Secondo una nota stampa ufficiale diffusa da Oipa, una nuova petizione ha raccolto 1,7 milioni di firme contro le pellicce in Europa. Le persone chiedono una moda cruelity-free e quindi il divieto degli allevamenti in cui si trovano gli animali detenuti solo a questo scopo.
Sono oltre 1milione e 700mila i cittadini europei a chiedere lo stop definitivo alle pellicce. La richiesta alla Commissione Europea arriva chiara e si esprime contro ogni tipo di moda che non sia cruelity-free. Questo quanto si apprende da una nota stampa diffusa dall’Organizzazione Internazionale Protezione Animali. Vietare gli allevamenti di animali da pelliccia e bandire il commercio e l’importazione di pellicce e prodotti associati dal mercato europeo. A lanciare la raccolta firme, su tutti i suoi canali web, è l’Oipa che, adesso, rivela i sorprendenti risultati ottenuti in largo anticipo rispetto al previsto. L’Iniziativa dei Cittadini Europei (Ice) si sarebbe dovuta chiudere il prossimo 18 maggio 2023, ma la risposta è stata cosi grande, tanto da far chiudere la campagna in anticipo.
Come tiene a sottolineare Oipa la vita degli animali allevati per le loro pellicce è fatta di un susseguirsi di crudeltà. Allevamenti intensivi fatti da lunghe file di minuscole gabbie metalliche spoglie, talvolta senza neppure un piano d’appoggio, in cui gli animali (rigorosamente in sovrannumero) restano rinchiusi senza mai uscirne. Una condizione che porta gli animali a procurarsi gravi ferite e spesso anche automutilazioni. A fronte di svariate campagne che hanno promosso lo stile cruelity-free, l’industria delle pellicce è ormai fuori moda. Un atto di crudeltà inutile che in alcun modo tutela il benessere degli animali.
L’Organizzazione Internazionale Protezione Animali precisa tutti gli aspetti che rendono l’allevamento di animali da pelliccia un azione da abolire. Esso, infatti, si presenta innanzitutto come non etico. I complessi bisogni etologici di animali appartenenti a specie selvatiche, come per esempio volpi e visoni, allevati e sfruttati per la loro pelliccia non possono essere assolutamente soddisfatti all’interno degli allevamenti.

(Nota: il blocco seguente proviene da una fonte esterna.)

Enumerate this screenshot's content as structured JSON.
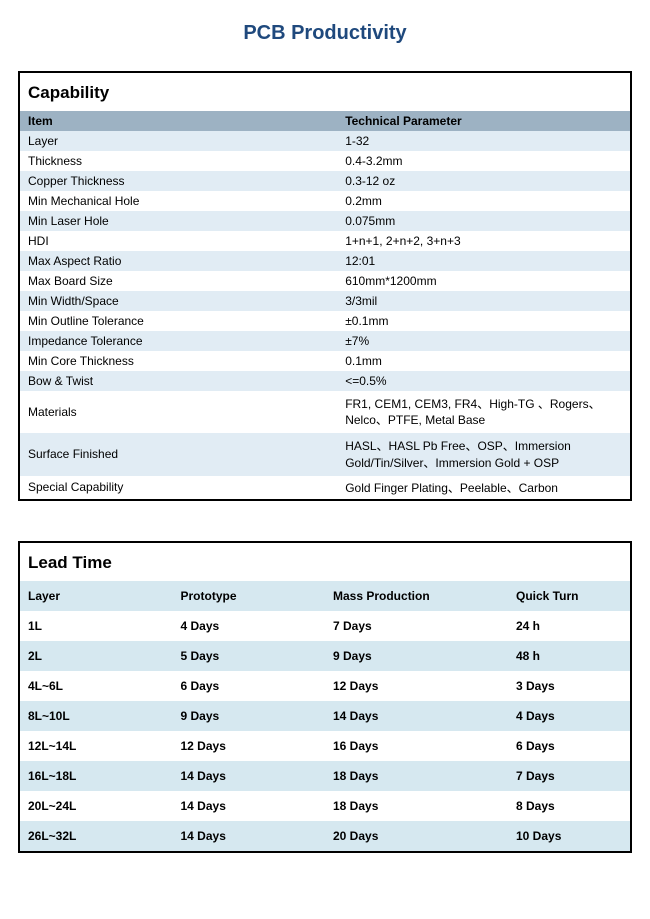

E questo vale anche per le specie ritenute domestiche come conigli o cincillà. Inoltre, questo tipo di allevamento è poco sicuro. Come abbiamo avuto modo di appurare durante la Pandemia da Covid-19, gli allevamenti di animali da pelliccia rappresentano un rischio per la salute sia degli animali sia dell’uomo.
Allevare creature solo per le loro pellicce non è neanche sostenibile. Infatti, queste strutture intensive hanno un impatto ambientale notevole e rappresentano una seria minaccia per la biodiversità autoctona. Per esempio, il visone americano, a seguito della fuga di alcuni esemplari dagli allevamenti e che oggi è ampiamente diffuso in tutta Europa, ha impattato negativamente sulla fauna selvatica autoctona europea. Ma c’è di più. Infatti, la concia e la lavorazione delle pellicce comporta l’utilizzo di sostanze chimiche tossiche. Queste causano un grave inquinamento del suolo, tanto che questa industria è classificata come la quinta più inquinante. Il presidente dell’Oipa, Massimo Comparotto, dichiara: “Speriamo che in tempi brevi l’allevamento di animali da pelliccia e il commercio di prodotti da questo derivati diventino soltanto un brutto ricordo del passato: ora è il momento di un’Europa fur-free“.
Come ha tenuto a precisare ancora Comparotto, questo periodo storico sembra perfetto per attuare uno stop definitivo. A partire dal fatto che, oggi, l’industria delle pellicce sta affrontando una crisi economica e un’emergenza sanitaria dovuta al Covid-19, l’ultimo esempio dei focolai tra i visoni risale a pochi giorni fa. “Inoltre – spiega sempre il presidente Oipa – 12 paesi dell’Ue (Italia compresa) hanno recentemente chiesto alla Commissione Europea di esaminare le opzioni per il divieto permanente dell’allevamento di animali da pelliccia nell’Ue e di presentare una proposta legislativa per raggiungere questo obiettivo. Perché la stessa Commissione sta rivedendo la legislazione sul benessere degli animali. Revisione che offre l’opportunità d’introdurre un divieto sia sulla produzione che sul commercio di pellicce d’allevamento. Infine, perché centinaia di brand sono diventati fur-free, rispondendo alle esigenze etiche dei loro clienti“.